A syndrome marked by a gastrinoma, a gastrin-secreting tumor that can occur in the pancreas, although it is most commonly found in the duodenum

57
Q

Where do most gastrinomas occur?

A

More than 80% of gastrinomas arise within the triangle defined as the confluence of the cystic and common bile duct superiorly, the second and third portions of the duodenum inferiorly, and the neck and body of the pancreas medially.

Those occurring in the pancreas have a greater potential for malignancy

58
Q

What is the clinical triad of Zollinger-Ellison syndrome?

A

Duodenal ulcers, diarrhea, and steatorrhea

59
Q

What causes the diarrhea seen in ZES?

A

The acidic content of the small intestine causes the release of secretin, which is responsible for the diarrhea, in part, caused by the outpouring of water and bicarbonate from the pancreas and small intestine.

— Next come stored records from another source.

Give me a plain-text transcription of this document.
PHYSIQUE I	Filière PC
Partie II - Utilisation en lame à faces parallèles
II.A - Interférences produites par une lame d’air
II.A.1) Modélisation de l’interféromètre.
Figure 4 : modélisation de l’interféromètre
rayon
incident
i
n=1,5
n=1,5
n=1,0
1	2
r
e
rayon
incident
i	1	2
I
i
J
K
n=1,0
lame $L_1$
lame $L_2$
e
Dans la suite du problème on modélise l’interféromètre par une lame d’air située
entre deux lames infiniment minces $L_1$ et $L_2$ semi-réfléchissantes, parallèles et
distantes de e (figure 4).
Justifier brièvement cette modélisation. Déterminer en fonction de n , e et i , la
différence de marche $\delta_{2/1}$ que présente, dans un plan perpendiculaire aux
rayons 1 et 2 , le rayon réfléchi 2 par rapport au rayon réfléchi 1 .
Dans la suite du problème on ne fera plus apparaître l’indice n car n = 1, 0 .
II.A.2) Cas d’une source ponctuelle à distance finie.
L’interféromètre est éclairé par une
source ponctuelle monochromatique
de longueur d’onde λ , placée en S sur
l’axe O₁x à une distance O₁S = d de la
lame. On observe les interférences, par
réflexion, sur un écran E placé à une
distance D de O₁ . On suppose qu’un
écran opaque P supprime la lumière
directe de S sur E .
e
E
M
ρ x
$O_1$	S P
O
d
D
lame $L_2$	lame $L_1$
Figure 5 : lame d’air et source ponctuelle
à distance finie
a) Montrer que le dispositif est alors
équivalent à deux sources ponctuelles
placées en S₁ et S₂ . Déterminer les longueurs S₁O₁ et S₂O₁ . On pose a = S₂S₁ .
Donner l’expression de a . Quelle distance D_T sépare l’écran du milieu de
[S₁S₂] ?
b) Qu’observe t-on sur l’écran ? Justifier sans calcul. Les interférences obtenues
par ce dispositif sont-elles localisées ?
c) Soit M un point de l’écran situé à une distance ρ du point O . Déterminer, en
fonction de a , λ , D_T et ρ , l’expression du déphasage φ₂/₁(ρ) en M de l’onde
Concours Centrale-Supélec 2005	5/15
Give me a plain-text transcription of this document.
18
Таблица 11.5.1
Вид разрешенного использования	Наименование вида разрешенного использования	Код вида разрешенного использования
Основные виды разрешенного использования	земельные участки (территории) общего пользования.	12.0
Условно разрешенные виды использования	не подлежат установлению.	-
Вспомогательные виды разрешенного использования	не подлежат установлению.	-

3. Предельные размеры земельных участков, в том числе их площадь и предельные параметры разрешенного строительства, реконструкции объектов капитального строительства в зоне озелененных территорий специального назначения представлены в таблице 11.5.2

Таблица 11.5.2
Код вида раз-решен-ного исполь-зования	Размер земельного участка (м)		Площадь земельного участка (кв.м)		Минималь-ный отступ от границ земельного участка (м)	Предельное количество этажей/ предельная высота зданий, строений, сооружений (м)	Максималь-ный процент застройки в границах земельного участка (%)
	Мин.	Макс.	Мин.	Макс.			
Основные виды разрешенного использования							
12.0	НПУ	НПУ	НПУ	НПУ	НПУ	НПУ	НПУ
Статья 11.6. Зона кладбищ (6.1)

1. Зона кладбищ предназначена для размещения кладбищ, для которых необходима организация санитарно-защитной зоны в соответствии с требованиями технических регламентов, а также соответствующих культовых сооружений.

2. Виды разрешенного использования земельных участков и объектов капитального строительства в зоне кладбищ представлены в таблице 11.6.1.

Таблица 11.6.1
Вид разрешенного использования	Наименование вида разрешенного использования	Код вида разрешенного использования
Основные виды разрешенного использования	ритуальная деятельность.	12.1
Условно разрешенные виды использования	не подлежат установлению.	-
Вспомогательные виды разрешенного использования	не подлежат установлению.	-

Excessive HCl acid production also causes hyperperistalsis

60
Q

What causes of steatorrhea seen in ZES?

A

the high amounts of acid cause inactivation of pancreatic lipase causing decreased absorption of fat, leading to increased fat in feces

61
Q

What is Werner-Morrison Syndrome?

A

Aka VIPoma, this is a rare endocrine tumor, usually (about 90%) originating from non-β islet cell of the pancreas, that produce vasoactive intestinal peptide (VIP). It may be associated with multiple endocrine neoplasia type 1.

62
Q

How does a VIPoma present?

A

The massive amounts of VIP in turn cause profound and chronic watery diarrhea and resultant dehydration, hypokalemia, achlorhydria (hence WDHA-syndrome, or pancreatic cholera syndrome), metabolic acidosis, vasodilation (flushing and hypotension), hypercalcemia and hyperglycemia.